Los tormentos que los indios pasaron en
manos de los españoles dañaron su cuerpo, pero el sufrimiento fue tanto que el
dolor corporal fue penetrando paulatinamente hasta tocar el espíritu de la raza
indígena. Sofsky tiene razón cuando dice que “aunque el hombre víctima de la
violencia sobreviva, nunca más volverá a ser el que era antes”.[8] La razón radica en que la violencia al cuerpo va
creando traumas y miedos en el hombre. Esta serie de sentimientos de
incertidumbre y de temor también son daños pero que hacen en el espíritu.
Podríamos pensar que este principio es aplicable también para los pueblos, y
pensar entonces que aunque un pueblo sobreviva a la violencia, nunca más
volverá a ser el que fuera antes. Quizás los sufrimientos y los ultrajes
padecidos sean la razón del carácter que los indios mostraron en los tiempos
posteriores a la Conquista. Pues si el indio mostraba una “estoica
taciturnidad”,[9] según la definición de Ezequiel
A. Chávez, no habrá sido por un resultado de la casualidad histórica, sino
gracias al cúmulo que los sufrimientos dejaron en el alma de su raza.

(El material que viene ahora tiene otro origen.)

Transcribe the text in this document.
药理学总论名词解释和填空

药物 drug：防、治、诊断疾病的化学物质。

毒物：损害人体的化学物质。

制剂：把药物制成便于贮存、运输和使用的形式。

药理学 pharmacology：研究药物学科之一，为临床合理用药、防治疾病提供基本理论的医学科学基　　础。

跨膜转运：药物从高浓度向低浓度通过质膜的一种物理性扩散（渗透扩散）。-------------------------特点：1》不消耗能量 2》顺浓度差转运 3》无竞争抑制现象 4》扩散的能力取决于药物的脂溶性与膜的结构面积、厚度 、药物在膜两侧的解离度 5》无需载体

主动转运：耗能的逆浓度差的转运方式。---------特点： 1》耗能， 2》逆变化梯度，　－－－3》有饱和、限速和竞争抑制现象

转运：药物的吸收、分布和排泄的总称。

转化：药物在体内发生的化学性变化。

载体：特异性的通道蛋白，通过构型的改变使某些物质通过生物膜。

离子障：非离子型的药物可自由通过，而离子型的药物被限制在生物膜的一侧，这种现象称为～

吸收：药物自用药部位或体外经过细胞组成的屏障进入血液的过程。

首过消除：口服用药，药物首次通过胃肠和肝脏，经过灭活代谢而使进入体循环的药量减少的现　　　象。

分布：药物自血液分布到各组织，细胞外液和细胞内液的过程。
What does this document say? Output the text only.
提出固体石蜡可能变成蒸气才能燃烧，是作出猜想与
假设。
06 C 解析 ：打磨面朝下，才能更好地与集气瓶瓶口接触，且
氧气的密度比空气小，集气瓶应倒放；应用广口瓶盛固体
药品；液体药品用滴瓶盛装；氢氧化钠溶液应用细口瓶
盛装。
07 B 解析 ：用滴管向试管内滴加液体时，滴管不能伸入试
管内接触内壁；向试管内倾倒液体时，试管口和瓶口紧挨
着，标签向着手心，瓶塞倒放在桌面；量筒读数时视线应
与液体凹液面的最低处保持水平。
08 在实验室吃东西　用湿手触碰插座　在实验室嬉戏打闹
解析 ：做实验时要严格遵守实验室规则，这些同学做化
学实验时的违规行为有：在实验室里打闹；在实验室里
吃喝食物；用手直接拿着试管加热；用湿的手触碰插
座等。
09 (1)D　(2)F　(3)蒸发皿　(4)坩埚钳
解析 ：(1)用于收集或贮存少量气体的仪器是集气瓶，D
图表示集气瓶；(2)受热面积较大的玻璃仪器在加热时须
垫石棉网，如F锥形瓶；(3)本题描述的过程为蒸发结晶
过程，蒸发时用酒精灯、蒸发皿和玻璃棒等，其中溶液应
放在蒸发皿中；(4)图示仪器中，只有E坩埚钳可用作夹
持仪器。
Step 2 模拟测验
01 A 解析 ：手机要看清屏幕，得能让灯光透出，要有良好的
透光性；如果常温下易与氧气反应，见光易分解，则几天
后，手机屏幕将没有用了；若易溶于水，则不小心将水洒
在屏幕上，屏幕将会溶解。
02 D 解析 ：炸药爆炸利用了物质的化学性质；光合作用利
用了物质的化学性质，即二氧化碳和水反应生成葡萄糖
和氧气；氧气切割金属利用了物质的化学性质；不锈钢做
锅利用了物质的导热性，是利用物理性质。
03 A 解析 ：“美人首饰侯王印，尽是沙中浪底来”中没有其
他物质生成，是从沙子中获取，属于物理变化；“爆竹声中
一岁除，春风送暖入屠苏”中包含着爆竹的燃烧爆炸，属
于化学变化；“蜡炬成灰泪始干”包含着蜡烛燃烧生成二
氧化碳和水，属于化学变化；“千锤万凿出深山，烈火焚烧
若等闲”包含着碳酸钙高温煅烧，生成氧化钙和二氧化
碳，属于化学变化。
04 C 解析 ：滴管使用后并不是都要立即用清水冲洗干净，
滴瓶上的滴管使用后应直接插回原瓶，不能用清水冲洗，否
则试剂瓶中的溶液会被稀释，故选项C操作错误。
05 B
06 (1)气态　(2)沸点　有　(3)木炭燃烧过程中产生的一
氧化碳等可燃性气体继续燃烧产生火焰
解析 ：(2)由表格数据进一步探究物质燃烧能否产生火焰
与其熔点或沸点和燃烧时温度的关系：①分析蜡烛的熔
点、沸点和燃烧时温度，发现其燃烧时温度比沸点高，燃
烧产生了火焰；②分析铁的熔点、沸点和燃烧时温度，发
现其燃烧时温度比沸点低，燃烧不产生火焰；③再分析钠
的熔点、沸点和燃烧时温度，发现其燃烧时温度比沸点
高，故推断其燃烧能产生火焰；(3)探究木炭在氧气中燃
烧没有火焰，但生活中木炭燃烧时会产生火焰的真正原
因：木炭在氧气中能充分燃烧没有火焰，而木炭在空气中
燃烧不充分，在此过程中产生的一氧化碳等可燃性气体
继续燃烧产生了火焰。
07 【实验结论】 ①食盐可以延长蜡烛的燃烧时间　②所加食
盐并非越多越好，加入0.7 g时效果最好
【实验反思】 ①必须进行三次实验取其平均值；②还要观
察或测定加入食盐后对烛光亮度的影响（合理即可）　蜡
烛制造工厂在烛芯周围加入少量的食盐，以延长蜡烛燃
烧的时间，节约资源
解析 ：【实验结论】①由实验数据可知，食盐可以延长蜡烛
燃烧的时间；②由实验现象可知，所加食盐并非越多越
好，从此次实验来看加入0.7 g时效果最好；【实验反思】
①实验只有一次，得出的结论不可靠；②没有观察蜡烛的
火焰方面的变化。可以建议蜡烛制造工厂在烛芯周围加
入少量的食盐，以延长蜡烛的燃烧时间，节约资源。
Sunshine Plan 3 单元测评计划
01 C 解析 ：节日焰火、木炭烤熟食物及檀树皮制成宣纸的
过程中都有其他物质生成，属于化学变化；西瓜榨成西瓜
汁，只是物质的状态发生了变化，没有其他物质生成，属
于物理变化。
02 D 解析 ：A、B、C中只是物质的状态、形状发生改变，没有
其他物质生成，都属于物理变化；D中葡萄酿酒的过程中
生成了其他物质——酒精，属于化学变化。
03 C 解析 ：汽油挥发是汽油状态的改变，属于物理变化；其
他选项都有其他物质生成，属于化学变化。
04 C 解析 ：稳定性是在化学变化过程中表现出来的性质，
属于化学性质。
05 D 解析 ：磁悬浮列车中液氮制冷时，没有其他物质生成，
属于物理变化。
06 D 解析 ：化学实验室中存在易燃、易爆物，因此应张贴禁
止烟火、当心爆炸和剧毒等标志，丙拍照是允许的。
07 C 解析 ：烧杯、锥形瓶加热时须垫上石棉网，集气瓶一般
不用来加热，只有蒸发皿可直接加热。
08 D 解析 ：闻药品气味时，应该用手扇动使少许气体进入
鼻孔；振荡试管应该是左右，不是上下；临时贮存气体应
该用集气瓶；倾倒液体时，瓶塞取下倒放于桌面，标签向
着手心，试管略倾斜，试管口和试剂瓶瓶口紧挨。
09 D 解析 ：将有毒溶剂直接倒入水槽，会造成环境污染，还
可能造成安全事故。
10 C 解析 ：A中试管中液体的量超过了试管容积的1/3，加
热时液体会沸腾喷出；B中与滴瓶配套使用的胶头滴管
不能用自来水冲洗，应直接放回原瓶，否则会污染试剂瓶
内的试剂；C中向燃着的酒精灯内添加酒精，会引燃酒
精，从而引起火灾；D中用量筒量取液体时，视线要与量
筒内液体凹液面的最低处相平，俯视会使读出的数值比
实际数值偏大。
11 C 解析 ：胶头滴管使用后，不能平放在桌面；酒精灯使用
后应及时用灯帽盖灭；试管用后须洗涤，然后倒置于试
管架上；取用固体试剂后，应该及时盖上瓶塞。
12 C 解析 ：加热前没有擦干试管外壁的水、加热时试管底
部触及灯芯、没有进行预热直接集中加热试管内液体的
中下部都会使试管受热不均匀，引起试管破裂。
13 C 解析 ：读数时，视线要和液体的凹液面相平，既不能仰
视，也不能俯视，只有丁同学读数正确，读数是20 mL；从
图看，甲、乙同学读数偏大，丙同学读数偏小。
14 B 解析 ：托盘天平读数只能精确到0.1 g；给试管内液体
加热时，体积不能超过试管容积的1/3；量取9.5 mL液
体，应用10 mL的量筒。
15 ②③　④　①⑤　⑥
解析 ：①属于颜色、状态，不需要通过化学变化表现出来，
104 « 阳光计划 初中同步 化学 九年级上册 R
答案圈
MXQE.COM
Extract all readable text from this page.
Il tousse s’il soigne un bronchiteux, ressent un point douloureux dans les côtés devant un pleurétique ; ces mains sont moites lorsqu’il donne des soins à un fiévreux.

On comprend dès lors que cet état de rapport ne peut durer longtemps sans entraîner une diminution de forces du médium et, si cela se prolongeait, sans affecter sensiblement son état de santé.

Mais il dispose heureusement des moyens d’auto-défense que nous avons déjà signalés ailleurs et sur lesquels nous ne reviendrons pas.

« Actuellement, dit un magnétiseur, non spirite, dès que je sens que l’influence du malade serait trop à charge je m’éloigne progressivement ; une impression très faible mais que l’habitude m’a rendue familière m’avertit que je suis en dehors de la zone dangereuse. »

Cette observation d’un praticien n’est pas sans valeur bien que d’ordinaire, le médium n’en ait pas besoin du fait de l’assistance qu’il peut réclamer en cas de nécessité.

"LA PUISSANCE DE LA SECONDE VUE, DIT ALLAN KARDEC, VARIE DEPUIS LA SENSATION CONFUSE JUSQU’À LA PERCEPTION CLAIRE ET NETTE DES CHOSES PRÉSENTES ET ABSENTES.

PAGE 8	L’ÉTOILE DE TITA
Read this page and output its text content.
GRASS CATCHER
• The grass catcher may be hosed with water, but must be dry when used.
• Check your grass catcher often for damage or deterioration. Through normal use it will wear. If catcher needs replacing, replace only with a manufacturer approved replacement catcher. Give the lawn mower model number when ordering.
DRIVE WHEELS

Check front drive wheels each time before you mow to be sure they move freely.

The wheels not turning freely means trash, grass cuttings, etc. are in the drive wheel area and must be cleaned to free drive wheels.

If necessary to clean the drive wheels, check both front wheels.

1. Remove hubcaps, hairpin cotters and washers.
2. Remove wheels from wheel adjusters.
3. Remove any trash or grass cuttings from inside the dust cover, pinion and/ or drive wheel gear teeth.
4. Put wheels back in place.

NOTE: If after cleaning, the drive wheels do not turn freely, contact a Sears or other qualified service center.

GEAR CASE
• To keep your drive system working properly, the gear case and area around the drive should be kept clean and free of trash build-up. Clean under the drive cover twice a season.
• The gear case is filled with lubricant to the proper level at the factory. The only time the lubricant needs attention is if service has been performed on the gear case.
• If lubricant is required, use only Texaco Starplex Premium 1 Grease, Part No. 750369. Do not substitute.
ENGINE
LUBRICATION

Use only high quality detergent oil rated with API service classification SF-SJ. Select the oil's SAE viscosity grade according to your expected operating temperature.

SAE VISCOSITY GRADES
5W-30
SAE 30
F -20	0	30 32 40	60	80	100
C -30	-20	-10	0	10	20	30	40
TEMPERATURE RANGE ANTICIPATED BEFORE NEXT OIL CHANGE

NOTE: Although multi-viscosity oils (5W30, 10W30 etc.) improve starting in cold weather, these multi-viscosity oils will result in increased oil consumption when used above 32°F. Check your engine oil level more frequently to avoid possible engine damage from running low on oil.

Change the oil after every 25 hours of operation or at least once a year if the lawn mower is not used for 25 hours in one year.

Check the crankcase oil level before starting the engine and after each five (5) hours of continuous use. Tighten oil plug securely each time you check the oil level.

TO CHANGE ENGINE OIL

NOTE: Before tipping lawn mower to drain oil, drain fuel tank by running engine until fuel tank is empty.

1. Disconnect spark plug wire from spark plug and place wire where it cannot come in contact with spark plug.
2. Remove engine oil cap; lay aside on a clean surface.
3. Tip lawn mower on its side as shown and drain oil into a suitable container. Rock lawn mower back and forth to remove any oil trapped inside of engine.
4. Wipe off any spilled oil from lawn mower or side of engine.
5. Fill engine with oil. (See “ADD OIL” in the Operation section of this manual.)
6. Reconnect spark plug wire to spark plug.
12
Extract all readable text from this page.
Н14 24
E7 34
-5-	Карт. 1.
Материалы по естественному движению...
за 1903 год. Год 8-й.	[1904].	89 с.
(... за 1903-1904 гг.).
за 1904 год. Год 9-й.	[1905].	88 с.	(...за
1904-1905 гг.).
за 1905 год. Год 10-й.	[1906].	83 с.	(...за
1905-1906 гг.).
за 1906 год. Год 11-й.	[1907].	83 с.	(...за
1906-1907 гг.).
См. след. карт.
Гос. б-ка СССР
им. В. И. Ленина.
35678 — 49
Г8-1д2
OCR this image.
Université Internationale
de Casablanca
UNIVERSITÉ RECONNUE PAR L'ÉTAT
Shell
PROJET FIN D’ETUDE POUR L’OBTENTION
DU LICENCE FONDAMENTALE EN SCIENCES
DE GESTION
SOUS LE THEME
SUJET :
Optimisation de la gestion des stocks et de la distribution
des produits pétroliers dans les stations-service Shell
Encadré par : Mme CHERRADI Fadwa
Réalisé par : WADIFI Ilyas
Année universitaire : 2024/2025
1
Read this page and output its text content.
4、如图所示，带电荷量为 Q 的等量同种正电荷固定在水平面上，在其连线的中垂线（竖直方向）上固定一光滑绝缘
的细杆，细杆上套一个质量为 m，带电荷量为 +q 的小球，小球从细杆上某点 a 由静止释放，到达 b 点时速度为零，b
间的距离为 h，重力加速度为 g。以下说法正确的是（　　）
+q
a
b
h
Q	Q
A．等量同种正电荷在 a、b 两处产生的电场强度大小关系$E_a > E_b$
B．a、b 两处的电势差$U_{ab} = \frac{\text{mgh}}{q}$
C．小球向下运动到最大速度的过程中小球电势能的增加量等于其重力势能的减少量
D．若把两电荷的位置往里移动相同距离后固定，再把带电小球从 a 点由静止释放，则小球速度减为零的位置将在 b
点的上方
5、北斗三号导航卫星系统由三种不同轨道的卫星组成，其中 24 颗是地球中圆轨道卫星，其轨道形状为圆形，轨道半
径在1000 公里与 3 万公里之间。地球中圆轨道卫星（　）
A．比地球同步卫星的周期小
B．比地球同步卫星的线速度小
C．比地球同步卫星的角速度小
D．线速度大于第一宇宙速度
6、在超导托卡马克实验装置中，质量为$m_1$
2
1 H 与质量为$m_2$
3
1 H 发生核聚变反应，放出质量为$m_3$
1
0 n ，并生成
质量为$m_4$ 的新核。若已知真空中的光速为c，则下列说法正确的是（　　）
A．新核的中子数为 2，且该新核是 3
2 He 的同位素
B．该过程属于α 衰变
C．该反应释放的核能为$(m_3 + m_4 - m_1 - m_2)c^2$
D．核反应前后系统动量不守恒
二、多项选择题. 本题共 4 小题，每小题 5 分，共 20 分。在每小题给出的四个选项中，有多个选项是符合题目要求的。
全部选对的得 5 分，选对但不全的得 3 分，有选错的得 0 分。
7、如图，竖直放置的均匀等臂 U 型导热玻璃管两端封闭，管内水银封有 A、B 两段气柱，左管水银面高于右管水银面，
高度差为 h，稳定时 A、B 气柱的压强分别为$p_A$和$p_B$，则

La Brevísima relación de la
destruición de las Indias es una pequeña requisitoria contra la
inhumanidad del hombre. Es un friso del infierno porque otro nombre no pudo
tener la condición en la que vivieron los americanos bajo la presión de los
españoles. Es, más que un retablo de maravillas, un retablo de pesadillas donde
se narran “los ejercicios del infierno”, para usar un nombre que escribió el
propio Bartolomé de las Casas. Pero es también un libro que nos muestra que si
la violencia aneja al hombre, también la lucha contra la violencia es, aunque
quizá en menor medida, una posibilidad para los hombres. Bartolomé esperó que
las narraciones de la violencia les abrieran la conciencia a los españoles. Que
la propia conciencia de la crueldad del hombre despertará en la raza humana un
sentimiento de compasión e indignación. Su lucha aún no está terminada. Y por
eso mismo podemos seguir aprendiendo de su enseñanza: vivir la maldad del
hombre para querer aprender a superarla.
[1] Bartolomé de
las Casas, Brevísima relación de la destruición de las Indias (México:
Ediciones Cátedra, 1996), p. 72.
[2] Claus von
Clausewitz. Arte y ciencia de la guerra. (México: Grijalbo, 1972),
p. 9.
[3] Ibíd., p. 10.
[4] Vid. Wolfgang Sofsky. Tratado
sobre la violencia (Madrid: Adaba Editores, 2006), pp. 25-43.
[5] Ibíd., p. 66.
[6] Emil Cioran. Ese maldito
Yo (México: Tusquets, 2010), p. 134.
[7] Nicolás Maquiavelo, “El Príncipe”
en Obras (Madrid: Gredos, 2011), p. 56.
[8] Sofsky. Op. Cit., p.
69.
[9] Roger Bartra, Anatomía del
mexicano (México: Debolsillo, 2015), p. 29.